Жизнь для Веры Ивановны и впрямь была как колесо: все ее интересы вращались вокруг Скрябина, их детей, потому и забросила свои концерты. Он же — летел, не разбирая дороги, летел и не мог остановиться.

В Париже он ищет пристанища. В городе он чувствует себя неуютно, ему не хватает воздуха и тишины, к тому же отели дороги, дороги и квартиры.

Встречается с музыкантами, художниками, вообще «людьми культуры». Пытается что-нибудь узнать о возможности дать симфонический концерт, и суммы, которые он слышит, другого могли бы повергнуть в уныние. Он же — «вертится, вертится», обзаводится друзьями, находит понимание, интерес, желание помочь. Из России приходит сообщение: за 3-ю и 4-ю сонаты ему присуждена Глинкинская премия. Сумма — 500 рублей — не могла разрешить главной трудности, без которой концерт был немыслим. Денег было слишком мало. И, узнав от жены, что Морозова, и без того дававшая ему «стипендию», готова помочь с концертом — исповедуется Маргарите Кирилловне в своих ожиданиях и сомнениях:

«Не думайте, что я рассчитывал на Вашу поддержку, когда ехал в Париж. Но дело в том, что каждый год в ноябре я получал из Петербурга премию за мои сочинения. Премия эта учреждена Беляевым (так называемая Глинкинская). Последние 2 года я получал по 1500 рублей, и у меня были основания думать, что и в этом году мне выдадут столько же. Но случилось иначе, я получил всего 500 рублей. Расходы по устройству концерта (с оркестром) 1700 рублей. Я думал, когда рассчитывал получить 1500, добавить 200 и дать концерт. Видите, я нарочно говорю Вам все подробности, — проще и откровеннее поступить нельзя. Если Вы хотите помочь мне, то я приму Вашу поддержку, но… с большими условиями»[73].

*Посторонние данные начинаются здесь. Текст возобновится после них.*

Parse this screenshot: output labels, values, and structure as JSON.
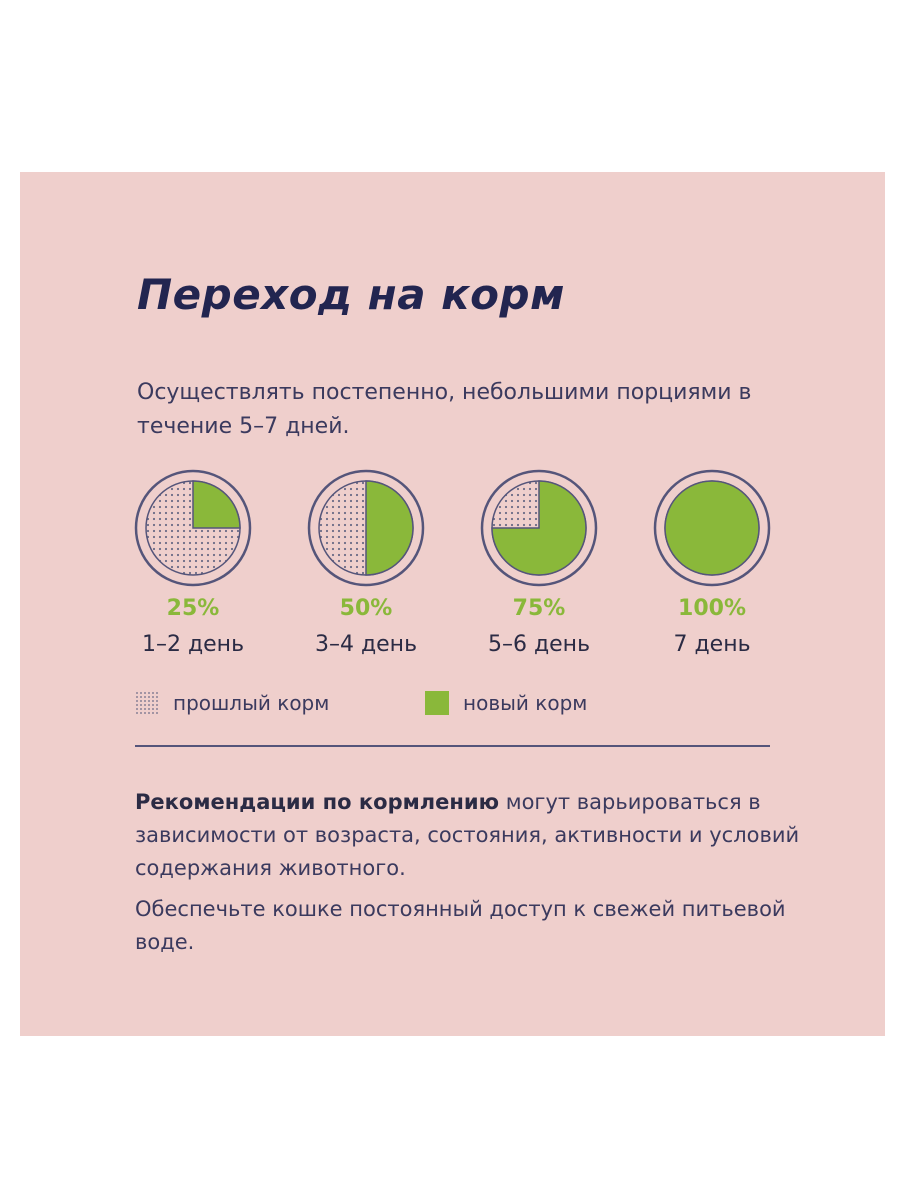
{
  "colors": {
    "background": "#efcfcc",
    "new_food": "#8ab83a",
    "old_food_dots": "#6a6a86",
    "ring": "#55557a",
    "text": "#3b3a5e",
    "title": "#222550"
  },
  "title": "Переход на корм",
  "intro": "Осуществлять постепенно, небольшими порциями в течение 5–7 дней.",
  "chart_data": {
    "type": "pie",
    "title": "",
    "categories": [
      "1–2 день",
      "3–4 день",
      "5–6 день",
      "7 день"
    ],
    "percent_labels": [
      "25%",
      "50%",
      "75%",
      "100%"
    ],
    "series": [
      {
        "name": "новый корм",
        "values": [
          25,
          50,
          75,
          100
        ]
      },
      {
        "name": "прошлый корм",
        "values": [
          75,
          50,
          25,
          0
        ]
      }
    ],
    "unit": "%"
  },
  "legend": {
    "old_label": "прошлый корм",
    "new_label": "новый корм"
  },
  "notes": {
    "bold": "Рекомендации по кормлению",
    "rest": " могут варьироваться в зависимости от возраста, состояния, активности и условий содержания животного.",
    "water": "Обеспечьте кошке постоянный доступ к свежей питьевой воде."
  }
}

Условия Скрябина просты и очевидны: если сумма эта «стеснит» Морозову, то не надо и никакого концерта, а если эта тысяча рублей возможна, то только взаймы.

В письме к жене о той же Глинкинской премии — совсем иные слова:

«Жученька! Не велика штука бородавка, а все к носу прибавка! И за 500 спасибо! Я не только не удивился, но и не ожидал большего».

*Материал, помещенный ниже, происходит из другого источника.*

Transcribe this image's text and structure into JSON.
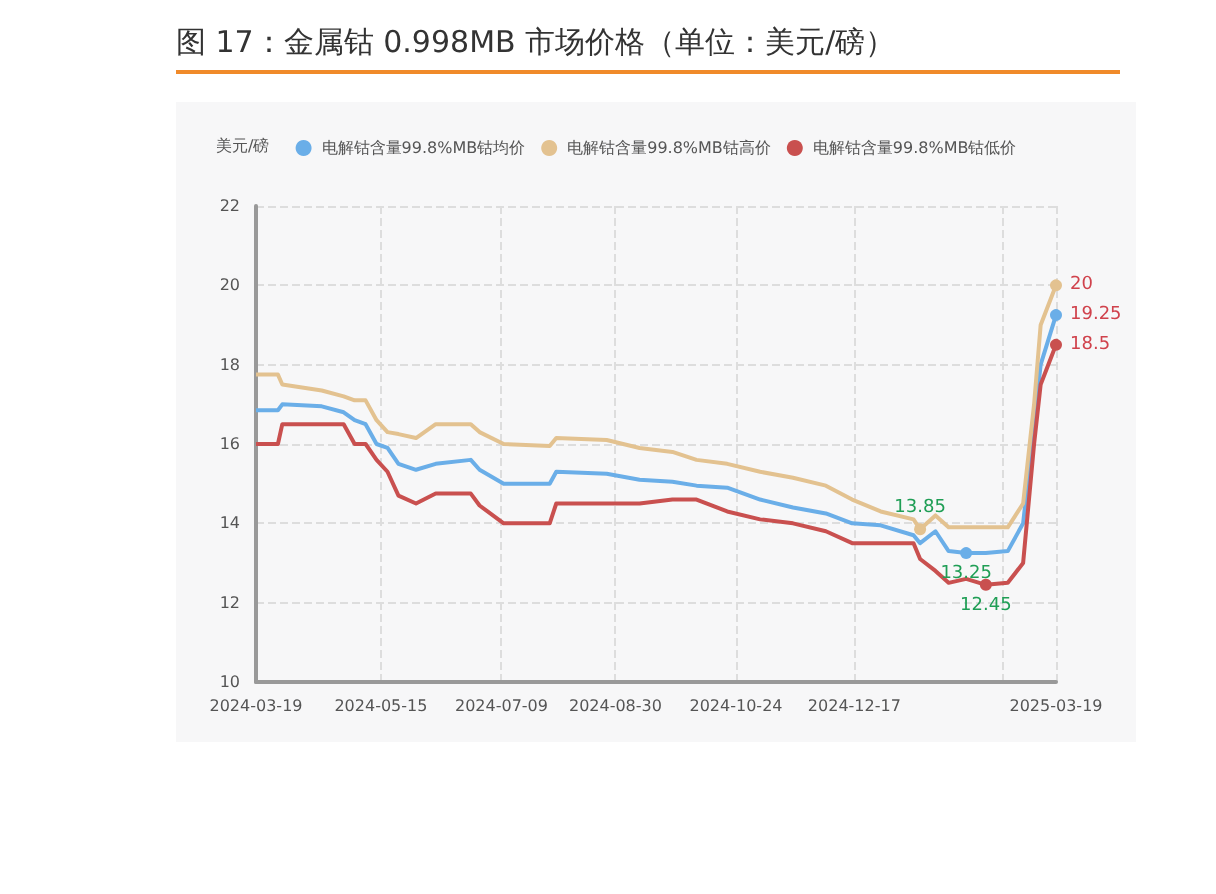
{
  "chart_data": {
    "type": "line",
    "title": "图 17：金属钴 0.998MB 市场价格（单位：美元/磅）",
    "ylabel": "美元/磅",
    "x": [
      "2024-03-19",
      "2024-03-29",
      "2024-03-31",
      "2024-04-18",
      "2024-04-28",
      "2024-05-03",
      "2024-05-08",
      "2024-05-13",
      "2024-05-18",
      "2024-05-23",
      "2024-05-31",
      "2024-06-09",
      "2024-06-25",
      "2024-06-29",
      "2024-07-10",
      "2024-07-31",
      "2024-08-03",
      "2024-08-26",
      "2024-09-10",
      "2024-09-25",
      "2024-10-06",
      "2024-10-20",
      "2024-11-04",
      "2024-11-19",
      "2024-12-04",
      "2024-12-16",
      "2024-12-29",
      "2025-01-13",
      "2025-01-16",
      "2025-01-23",
      "2025-01-29",
      "2025-02-06",
      "2025-02-15",
      "2025-02-25",
      "2025-03-04",
      "2025-03-09",
      "2025-03-12",
      "2025-03-19"
    ],
    "series": [
      {
        "name": "电解钴含量99.8%MB钴均价",
        "color": "#6aaee8",
        "values": [
          16.85,
          16.85,
          17.0,
          16.95,
          16.8,
          16.6,
          16.5,
          16.0,
          15.9,
          15.5,
          15.35,
          15.5,
          15.6,
          15.35,
          15.0,
          15.0,
          15.3,
          15.25,
          15.1,
          15.05,
          14.95,
          14.9,
          14.6,
          14.4,
          14.25,
          14.0,
          13.95,
          13.7,
          13.5,
          13.8,
          13.3,
          13.25,
          13.25,
          13.3,
          14.0,
          16.5,
          18.0,
          19.25
        ],
        "value_labels": [
          null,
          null,
          null,
          null,
          null,
          null,
          null,
          null,
          null,
          null,
          null,
          null,
          null,
          null,
          null,
          null,
          null,
          null,
          null,
          null,
          null,
          null,
          null,
          null,
          null,
          null,
          null,
          null,
          null,
          null,
          null,
          "13.25",
          null,
          null,
          null,
          null,
          null,
          "19.25"
        ]
      },
      {
        "name": "电解钴含量99.8%MB钴高价",
        "color": "#e3c290",
        "values": [
          17.75,
          17.75,
          17.5,
          17.35,
          17.2,
          17.1,
          17.1,
          16.6,
          16.3,
          16.25,
          16.15,
          16.5,
          16.5,
          16.3,
          16.0,
          15.95,
          16.15,
          16.1,
          15.9,
          15.8,
          15.6,
          15.5,
          15.3,
          15.15,
          14.95,
          14.6,
          14.3,
          14.1,
          13.85,
          14.2,
          13.9,
          13.9,
          13.9,
          13.9,
          14.5,
          17.0,
          19.0,
          20
        ],
        "value_labels": [
          null,
          null,
          null,
          null,
          null,
          null,
          null,
          null,
          null,
          null,
          null,
          null,
          null,
          null,
          null,
          null,
          null,
          null,
          null,
          null,
          null,
          null,
          null,
          null,
          null,
          null,
          null,
          null,
          "13.85",
          null,
          null,
          null,
          null,
          null,
          null,
          null,
          null,
          "20"
        ]
      },
      {
        "name": "电解钴含量99.8%MB钴低价",
        "color": "#c9504f",
        "values": [
          16.0,
          16.0,
          16.5,
          16.5,
          16.5,
          16.0,
          16.0,
          15.6,
          15.3,
          14.7,
          14.5,
          14.75,
          14.75,
          14.45,
          14.0,
          14.0,
          14.5,
          14.5,
          14.5,
          14.6,
          14.6,
          14.3,
          14.1,
          14.0,
          13.8,
          13.5,
          13.5,
          13.5,
          13.1,
          12.8,
          12.5,
          12.6,
          12.45,
          12.5,
          13.0,
          16.0,
          17.5,
          18.5
        ],
        "value_labels": [
          null,
          null,
          null,
          null,
          null,
          null,
          null,
          null,
          null,
          null,
          null,
          null,
          null,
          null,
          null,
          null,
          null,
          null,
          null,
          null,
          null,
          null,
          null,
          null,
          null,
          null,
          null,
          null,
          null,
          null,
          null,
          null,
          "12.45",
          null,
          null,
          null,
          null,
          "18.5"
        ]
      }
    ],
    "xlim": [
      "2024-03-19",
      "2025-03-19"
    ],
    "xticks": [
      {
        "value": "2024-03-19",
        "label": "2024-03-19"
      },
      {
        "value": "2024-05-15",
        "label": "2024-05-15"
      },
      {
        "value": "2024-07-09",
        "label": "2024-07-09"
      },
      {
        "value": "2024-08-30",
        "label": "2024-08-30"
      },
      {
        "value": "2024-10-24",
        "label": "2024-10-24"
      },
      {
        "value": "2024-12-17",
        "label": "2024-12-17"
      },
      {
        "value": "2025-02-23",
        "label": null
      },
      {
        "value": "2025-03-19",
        "label": "2025-03-19"
      }
    ],
    "ylim": [
      10,
      22
    ],
    "yticks": [
      10,
      12,
      14,
      16,
      18,
      20,
      22
    ],
    "grid": true,
    "legend": "top",
    "marker": "none",
    "line_style": "solid"
  }
}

На самом деле — вряд ли вообще что-либо «ожидал» или «не ожидал» в эти дни. Теперь, после «Божественной поэмы», судьба вела его, и Скрябин предчувствовал, что концерт так или иначе, а все же как-нибудь «устроится». Надо лишь добыть известности, побольше покрутиться среди музыкантов. Здесь, с неизбежностью, он не мог не испытать разочарований. «Да, Россия — это страна музыки, — слышит он от французов, — там теперь много больших музыкантов. И первое место принадлежит, конечно, Глазунову».

Что пробуждалось в нем, когда звучал этот панегирик Александру Константиновичу? Уязвленное самолюбие? Снисходительность к мнению тех, кто столь «глух» к музыке? Надежду в скором времени все поставить на свои места, чтобы Франция узнала, наконец, и Скрябина? Скорее всего — легкую иронию «небожителя», взирающего с космических высот на бестолковое «искание истины» маленьких жителей Земли.

вернуться

73

Поразительно, что в столь «деловом» письме прорывается «запредельность» скрябинского состояния, его «небожительство». За благодарностью он высказывает и укоры чисто философского характера: «А за Ваше настроение я на Вас очень сердит! Вы как будто опять забыли все наши разговоры! Опять Вы говорите о «познании», о «знании» и ничего о «творчестве». Можно подумать, что кто-нибудь предложил Вам запереться в кабинет на целую жизнь, изучать какую-нибудь сушь и удовлетворяться этим». Хоть его музыка, по видимости, и рождалась в «лаборатории» кабинета, в сути своей она была непрерывным деянием. Сами философские штудии Скрябина вовсе «не воняли кабинетом», но были его «умственным орудием».